The single weak point of the retrospective is the East Lobby, which is hung with a series of black-and-white photographs taken between 1961 and 1971. The monochrome images are of forgotten spaces – roads, construction sites, restaurants – the visual reifications of the discernible emptiness that was present amid the Furnitureworks. They are unnecessary, slightly obvious and present a strange challenge to the viewer’s intelligence – “Did you not find it earlier? Here is a picture of a solitary beer glass. This is what it feels like to be alone and overwhelmed.”
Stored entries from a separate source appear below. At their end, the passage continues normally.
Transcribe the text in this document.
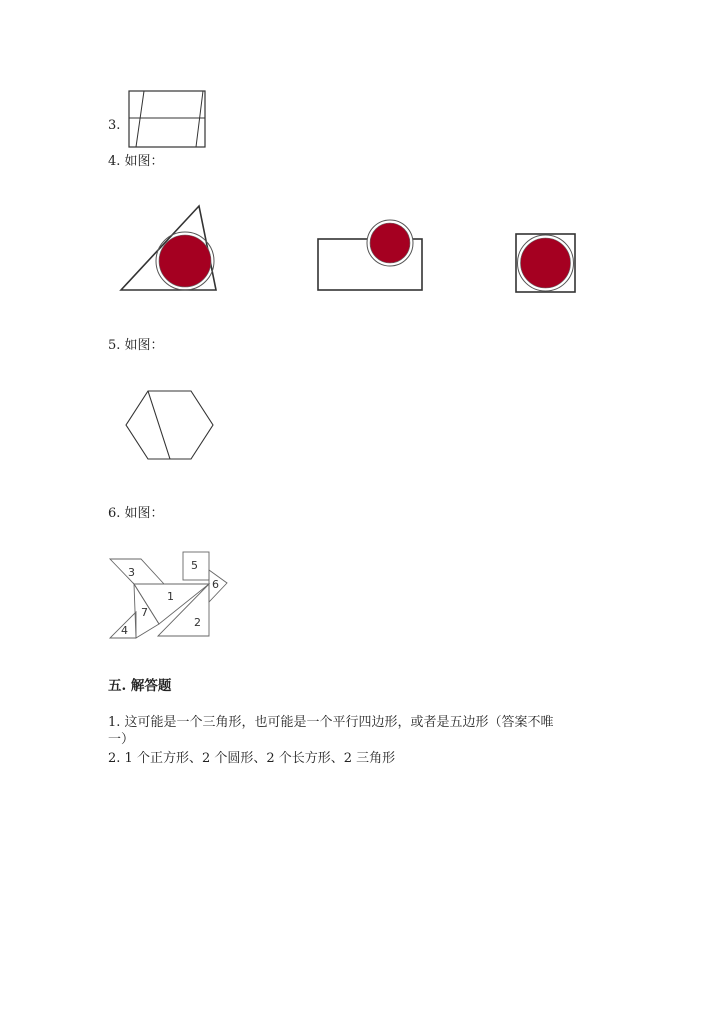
3.
4. 如图：
5. 如图：
6. 如图：
3
5
6
1
2
7
4
五. 解答题
1. 这可能是一个三角形，也可能是一个平行四边形，或者是五边形（答案不唯
一）
2. 1 个正方形、2 个圆形、2 个长方形、2 三角形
Moving from the lobby to the East Gallery, however, this blatancy is thankfully lost again with the introduction of two of Ruthenbeck’s better-known works: White Paper Heap (1978-9), a pile of 600 crumpled pieces of paper, and Overturned Furniture (1971/1993), a series of two tables, four chairs, a chair with an armrest and a chaise longue, each of which is lain on its back. The inclusion of this latter work in the retrospective has proved particularly contentious and, unfortunately, has reawakened a much-used critique that plagued a generation of conceptual artists. “These are everyday objects. Not objects of artistic merit, but objects with a clear function. How is this art? This is overturned furniture, not Overturned Furniture.” But this capitalisation is incredibly important. Ruthenbeck has taken these tables and chairs out of their natural environment and, in a manner akin to the likes of Joseph Kosuth, Marcel Duchamp and, more recently, Ai Weiwei, has redesigned their meaning. Not only does he reposition the furniture within a modern gallery setting, removing it from time and space, but in his inversion of the furniture he also strips it of any functionality. These are no longer objects of practical purpose, but objects on which to look. This particular field of critics appear to assume complete knowledge too readily, unable to follow any further line of questioning beyond the realisation that a chair is a chair or a pile of paper is just that. “I know that this is a table. It has been turned upside down, but it is a table. So I ask again, how is this art?” It is art because it presents a stumbling block in the monotony of the everyday, because it repositions a conventional and accepted norm and as a result forces the viewer to re-evaluate their pre-existent set of beliefs.
A man walks into the same living room that he has walked into for the past three years, but feels like a stranger. He is very aware of himself. He remembers that the cleaner came yesterday and realises the coffee table is slightly off centre. From the first room to the last, Ruthenbeck’s works trip you up in this way. They represent known forms in an unknown state – objects simultaneously familiar and alien that inspire both a feeling of unease and a questioning of the acknowledged truths of everyday life. How is this art? It is art because, like the coffee table, it is slightly off centre. It is art because it makes you reconsider something that you thought you knew. It is art because we are not talking about the West Gallery living room of two tables, four chairs, a chair with an armrest and a chaise longue, but about Overturned Furniture, a work by Ruthenbeck that was conceived in 1971 and has inspired debate ever since.